I do recommend the article to you because once you get past the first 10 or so paragraphs, it opens up and by the end, it’s as fascinating as an article about a guy who has seven different types of “sap” curing in his work-shed can be without also including sex.

In other news, I read ANOTHER article. “Congratulations, you literate bastard!” you may be thinking, but I did not mention it in the hope you would praise me. Rather,  I mention it because while not quite as interesting and a hell of a lot less erudite, this article in the Chicago Tribune about the publication of the “secret recipe” for Kentucky Fried Chicken (“KFC”) was amusing.

Short version: Reporter interviewing relative of Col. Sanders is inadvertently provided original, handwritten recipe for the “11 herbs and spices” that make up the “secret” recipe for KFC’s fried chicken. According to the article, the “Tribune Kitchen” tested the recipe and found it “finger-lickin’ good.”

I haven’t eaten KFC fried chicken in many years, and I don’t intend to try the recipe published in the Tribune to see if it measures up. Frying chicken is a pain in the ass, at least if you do it right, and I don’t have the true “secret ingredient” used at KFC, Popeyes or any other major fried chicken chain: a pressure-fryer.

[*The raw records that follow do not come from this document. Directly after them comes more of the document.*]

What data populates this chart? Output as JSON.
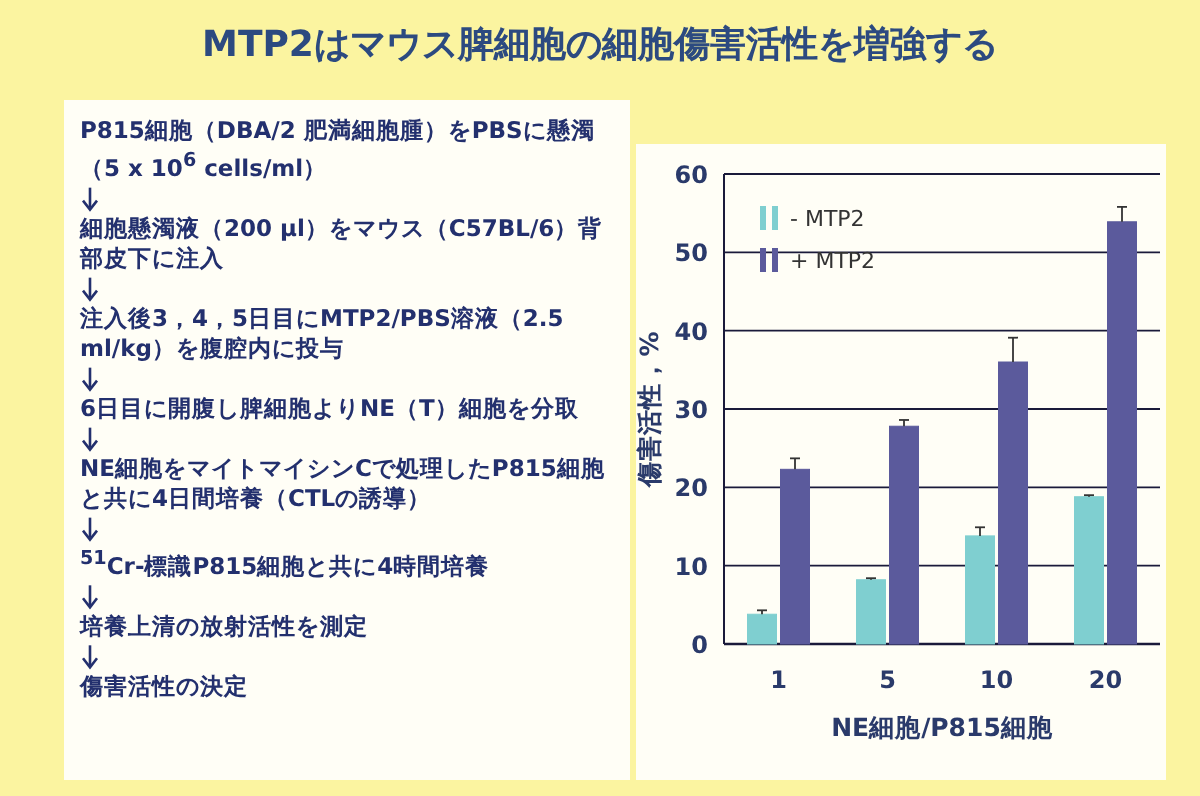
{
  "chart_data": [
    {
      "type": "other",
      "title": "MTP2はマウス脾細胞の細胞傷害活性を増強する",
      "annotations": [
        "P815細胞（DBA/2 肥満細胞腫）をPBSに懸濁（5 x 10$^{6}$ cells/ml）",
        "細胞懸濁液（200 μl）をマウス（C57BL/6）背部皮下に注入",
        "注入後3，4，5日目にMTP2/PBS溶液（2.5 ml/kg）を腹腔内に投与",
        "6日目に開腹し脾細胞よりNE（T）細胞を分取",
        "NE細胞をマイトマイシンCで処理したP815細胞と共に4日間培養（CTLの誘導）",
        "$^{51}$Cr-標識P815細胞と共に4時間培養",
        "培養上清の放射活性を測定",
        "傷害活性の決定"
      ]
    },
    {
      "type": "bar",
      "xlabel": "NE細胞/P815細胞",
      "ylabel": "傷害活性，%",
      "categories": [
        "1",
        "5",
        "10",
        "20"
      ],
      "series": [
        {
          "name": "- MTP2",
          "color": "#7fcfd0",
          "values": [
            3.8,
            8.2,
            13.8,
            18.8
          ],
          "errors": [
            [
              3.8,
              4.3
            ],
            [
              8.2,
              8.4
            ],
            [
              13.8,
              14.9
            ],
            [
              18.8,
              19.0
            ]
          ]
        },
        {
          "name": "+ MTP2",
          "color": "#5b5a9c",
          "values": [
            22.3,
            27.8,
            36.0,
            53.9
          ],
          "errors": [
            [
              22.3,
              23.7
            ],
            [
              27.8,
              28.6
            ],
            [
              36.0,
              39.1
            ],
            [
              53.9,
              55.8
            ]
          ]
        }
      ],
      "ylim": [
        0,
        60
      ],
      "yticks": [
        0,
        10,
        20,
        30,
        40,
        50,
        60
      ],
      "grid": "y",
      "legend": "top left"
    }
  ]
}
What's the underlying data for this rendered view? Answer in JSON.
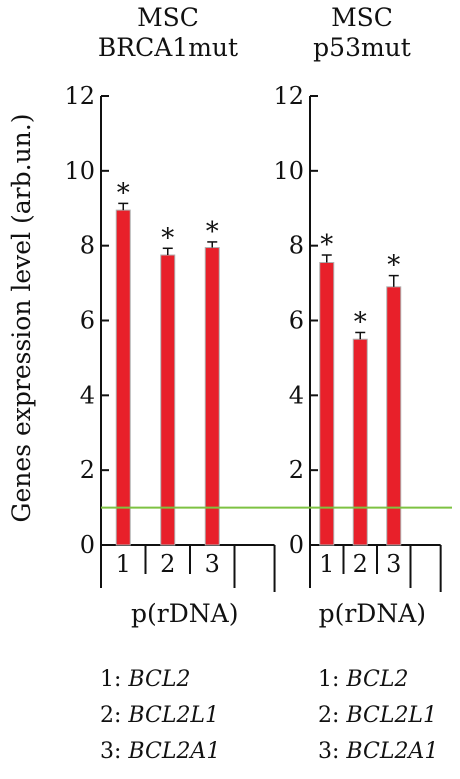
{
  "chart_data": [
    {
      "type": "bar",
      "title": "MSC\nBRCA1mut",
      "ylabel": "Genes expression level (arb.un.)",
      "xlabel": "p(rDNA)",
      "categories": [
        "1",
        "2",
        "3"
      ],
      "values": [
        8.95,
        7.75,
        7.95
      ],
      "errors": [
        0.18,
        0.18,
        0.15
      ],
      "annotations": [
        "*",
        "*",
        "*"
      ],
      "yticks": [
        "0",
        "2",
        "4",
        "6",
        "8",
        "10",
        "12"
      ],
      "ylim": [
        0,
        12
      ],
      "reference_line": 1.0,
      "bar_color": "#e8202a",
      "legend": [
        {
          "key": "1:",
          "gene": "BCL2"
        },
        {
          "key": "2:",
          "gene": "BCL2L1"
        },
        {
          "key": "3:",
          "gene": "BCL2A1"
        }
      ]
    },
    {
      "type": "bar",
      "title": "MSC\np53mut",
      "xlabel": "p(rDNA)",
      "categories": [
        "1",
        "2",
        "3"
      ],
      "values": [
        7.55,
        5.5,
        6.9
      ],
      "errors": [
        0.2,
        0.18,
        0.3
      ],
      "annotations": [
        "*",
        "*",
        "*"
      ],
      "yticks": [
        "0",
        "2",
        "4",
        "6",
        "8",
        "10",
        "12"
      ],
      "ylim": [
        0,
        12
      ],
      "reference_line": 1.0,
      "bar_color": "#e8202a",
      "legend": [
        {
          "key": "1:",
          "gene": "BCL2"
        },
        {
          "key": "2:",
          "gene": "BCL2L1"
        },
        {
          "key": "3:",
          "gene": "BCL2A1"
        }
      ]
    }
  ],
  "colors": {
    "bar": "#e8202a",
    "bar_edge": "#b0b0b0",
    "reference_line": "#7dc242",
    "axis": "#111111"
  }
}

One of the more fascinating things, at least to me, about how our food culture has changed over the past 100 years or so is how chicken, and particularly fried chicken, has become so commonplace that it’s considered “fast food.” It was a special meal once because chicken (and frying oil, for that matter) was not cheap and frying chicken is time-consuming and makes a hell of a mess. The pressure-fryer and the commercialization of chicken farming has changed all that, to the point where chicken is one of our least expensive sources of animal-based protein. Hoover probably wouldn’t say “a chicken in every pot” to suggest how he’d spread affluence to everybody. Maybe these days he’d offer “kale in every pot,” or more likely “foraged lichen that tastes like an onion for three weeks out of the year in every pot.”

It’s a crazy world, is all I’m saying, and the insanity appears to be spreading.